En l’espèce, un salarié embauché par la société Renk France en tant que contrôleur de gestion, avait saisi la juridiction prud’homale d’une demande de résiliation judiciaire de son contrat de travail le 15 janvier 2013, et avait été licencié pour faute lourde un mois après, le 8 février 2013.

Les juges du fonds avaient débouté le salarié de sa demande de nullité du licenciement, au motif que la lettre de licenciement de l’employeur ne reposait pas uniquement sur le seul grief que ce salarié avait sollicité la résiliation judiciaire de son contrat de travail devant le Conseil de prud’hommes.
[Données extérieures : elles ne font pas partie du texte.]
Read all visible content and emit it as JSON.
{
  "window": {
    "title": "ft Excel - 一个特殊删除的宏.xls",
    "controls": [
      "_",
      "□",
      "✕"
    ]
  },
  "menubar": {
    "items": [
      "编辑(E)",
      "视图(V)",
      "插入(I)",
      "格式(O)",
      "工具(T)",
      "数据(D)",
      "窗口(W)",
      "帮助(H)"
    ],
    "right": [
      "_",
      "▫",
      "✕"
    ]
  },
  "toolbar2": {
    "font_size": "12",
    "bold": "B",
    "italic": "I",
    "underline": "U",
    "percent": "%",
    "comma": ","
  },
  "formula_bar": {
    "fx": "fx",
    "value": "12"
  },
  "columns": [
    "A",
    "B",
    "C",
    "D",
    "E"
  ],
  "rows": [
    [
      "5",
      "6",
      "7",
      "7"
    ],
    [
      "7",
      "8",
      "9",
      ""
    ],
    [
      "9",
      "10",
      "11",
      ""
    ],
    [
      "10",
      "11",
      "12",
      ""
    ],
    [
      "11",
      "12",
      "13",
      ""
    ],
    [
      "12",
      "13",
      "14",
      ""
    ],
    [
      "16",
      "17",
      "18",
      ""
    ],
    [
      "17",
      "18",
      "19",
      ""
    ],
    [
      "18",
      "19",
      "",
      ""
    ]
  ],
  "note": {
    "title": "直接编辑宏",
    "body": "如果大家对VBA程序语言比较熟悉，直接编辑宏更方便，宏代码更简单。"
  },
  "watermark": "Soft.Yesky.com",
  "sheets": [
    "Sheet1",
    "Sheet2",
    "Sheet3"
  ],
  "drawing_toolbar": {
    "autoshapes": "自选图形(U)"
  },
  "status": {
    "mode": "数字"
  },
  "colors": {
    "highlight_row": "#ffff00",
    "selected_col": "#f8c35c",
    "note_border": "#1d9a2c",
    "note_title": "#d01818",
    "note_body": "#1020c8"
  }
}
La Cour de cassation casse l’arrêt de la Cour d’appel de Versailles au visa des articles L.1121-1 du Code du travail et 6 § 1 de la Convention européenne de sauvegarde des Droits de l’Homme et des Libertés fondamentales.

La Cour énonce que l’invocation de ce grief en tant que tel dans la lettre de licenciement, qu’il soit ou non accompagné d’autres motifs, constitue une atteinte à une liberté fondamentale et entraîne la nullité du licenciement :

« Qu’en statuant ainsi, alors que ce grief, s’il figure en tant que tel dans la lettre de licenciement, est constitué d’une atteinte à une liberté fondamentale et entraîne à lui seul la nullité du licenciement, la cour d’appel a violé le texte susvisé. »

Si la Cour de cassation s’était déjà prononcé en ce sens dans un arrêt en date du 16 mars 2014 (Cass. soc., 16 mars 2016, n° 14-23.589), on peut se féliciter de la réaffirmation de ce principe qui protège les salariés de toute coercition indirecte résultant de la perspective d’une sanction par l’employeur de l’exercice de leurs droits fondamentaux.